Trinidad is certainly having more than her share of bad luck in the inter-Colony series so far—in last Saturday's Match, which Jamaica won by the odd goal at 2-1 play was at least five minutes short, and in that missing five minutes Trinidad might possibly have been able to equalize; had Trinidad chosen to protest officially on this score the result of the match would have had to be declared void, but they took it in very sporting fashion as just a bit of bad luck.

Then again in Wednesday's game which we won by the odd goal at 1-0, Trinidad scored a goal which allowed by the referee who, however, then seeing that one of his linesmen was flagging for offside, changed his mind and gave as offside.

That Disputed Goal

ON the questions of whether McLean at outside right actually was offside when he received the pass opinions differ, as they always do in such cases; but the majority of opinion, which includes my own, was that they was onside all the time—but after McLean got the pass he ran up centered the ball, bringing it back, which would automatically make play onside, Galt then got it dribbled pass Delgado and shot to score the goal.

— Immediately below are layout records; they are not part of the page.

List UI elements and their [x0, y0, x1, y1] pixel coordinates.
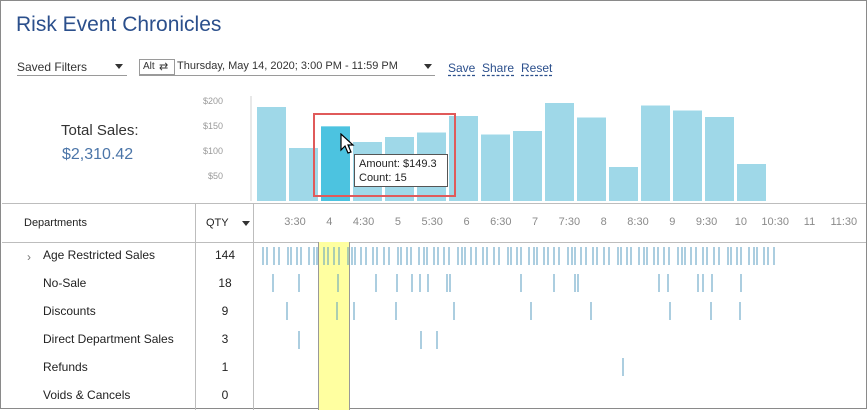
mouse-pointer-icon: [340, 133, 355, 154]
histogram-bar[interactable]: [609, 167, 638, 201]
histogram-bar[interactable]: [513, 131, 542, 201]
sort-desc-icon[interactable]: [242, 221, 250, 226]
time-tick-label: 10:30: [761, 216, 789, 228]
y-tick-label: $150: [203, 121, 223, 131]
time-tick-label: 6: [463, 216, 470, 228]
department-qty: 0: [221, 388, 229, 402]
column-divider: [195, 203, 196, 410]
chevron-down-icon: [424, 64, 432, 69]
histogram-bar[interactable]: [577, 117, 606, 202]
histogram-bar[interactable]: [705, 117, 734, 201]
reset-link[interactable]: Reset: [521, 61, 553, 75]
date-range-text: Thursday, May 14, 2020; 3:00 PM - 11:59 …: [177, 60, 398, 72]
histogram-bar[interactable]: [257, 107, 286, 201]
tooltip-count: Count: 15: [359, 172, 407, 184]
saved-filters-dropdown[interactable]: Saved Filters: [17, 59, 127, 76]
y-tick-label: $50: [208, 171, 223, 181]
time-tick-label: 6:30: [490, 216, 512, 228]
departments-header[interactable]: Departments: [24, 217, 87, 229]
page-title: Risk Event Chronicles: [16, 13, 222, 36]
alt-label: Alt: [143, 61, 155, 72]
saved-filters-label: Saved Filters: [17, 60, 88, 74]
time-tick-label: 11:30: [830, 216, 858, 228]
time-tick-label: 9:30: [695, 216, 718, 228]
time-tick-label: 8:30: [627, 216, 649, 228]
time-tick-label: 5: [394, 216, 401, 228]
chevron-down-icon: [115, 64, 123, 69]
department-qty: 1: [221, 360, 229, 374]
time-tick-label: 9: [669, 216, 676, 228]
save-link[interactable]: Save: [448, 61, 476, 75]
selected-time-band: [318, 242, 350, 410]
total-sales-label: Total Sales:: [61, 122, 139, 139]
share-link[interactable]: Share: [482, 61, 515, 75]
time-tick-label: 11: [803, 216, 816, 228]
department-qty: 9: [221, 304, 229, 318]
alt-toggle[interactable]: Alt ⇄: [139, 59, 175, 75]
qty-header[interactable]: QTY: [206, 217, 229, 229]
histogram-bar[interactable]: [545, 103, 574, 201]
department-name: Direct Department Sales: [43, 332, 174, 346]
bar-tooltip: Amount: $149.3 Count: 15: [354, 154, 448, 187]
swap-arrows-icon: ⇄: [159, 61, 169, 73]
time-tick-label: 7: [532, 216, 539, 228]
time-tick-label: 7:30: [558, 216, 581, 228]
department-qty: 144: [214, 248, 236, 262]
time-tick-label: 5:30: [421, 216, 443, 228]
time-tick-label: 8: [600, 216, 607, 228]
date-range-dropdown[interactable]: Alt ⇄ Thursday, May 14, 2020; 3:00 PM - …: [139, 59, 435, 76]
department-name: Voids & Cancels: [43, 388, 131, 402]
department-name: Refunds: [43, 360, 88, 374]
tooltip-amount: Amount: $149.3: [359, 158, 437, 170]
time-tick-label: 3:30: [284, 216, 306, 228]
total-sales-value: $2,310.42: [62, 146, 134, 163]
histogram-bar[interactable]: [673, 110, 702, 202]
time-tick-label: 4: [326, 216, 333, 228]
y-tick-label: $200: [203, 96, 223, 106]
department-qty: 18: [218, 276, 232, 290]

Play had thus been allowed by the referee to proceed for at least 30 seconds after the supposed offside, and the goal scored, which showed that Sgt. Lovell, the referee was quite satisfied in his own mind that the play was onside—that being so he should never have changed his mind in favour of the linesman, Chevannes' opinion.

Linesmen are for the purpose of assisting the referee when he is in doubt, not of overruling him.

Play And Players

APART from this unfortunate occurrence Jamaica had slightly the better of the run of play in a match of very poor football; and, it must be said, a match which contained many breaches of the rules in the way of handling the ball, pushing and elbowing when tackling (a habit which some of our visiting players are all too fond of) and charging in the back.

In dealing with these breaches I again think that Sgt. Lovell, undoubtedly one of our ablest referees as a rule, was not at his best: I think, for instance, that Jamaica should have had a penalty in the closing stages of play, when Dudley Smith broke through brilliantly only to be brought down in the area just as he was about to shoot by what looked clearly like a foul charge.

Jamaica had an excellent chance early on when a beautifully judged pass by George Allen put Hollingshead in perfect position, only for the latter to make one of the wildest shots I can remember. This definitely was not Hollingshead day—he literally could do nothing right, and as so often happens in such circumstances, three-quarters of the passes were going to him instead of the other winger.

Trinidad had three or four good chances in the first half, but all Gerry Gomez, Ken Galt, Burnett failed to keep the ball down and drove over the top.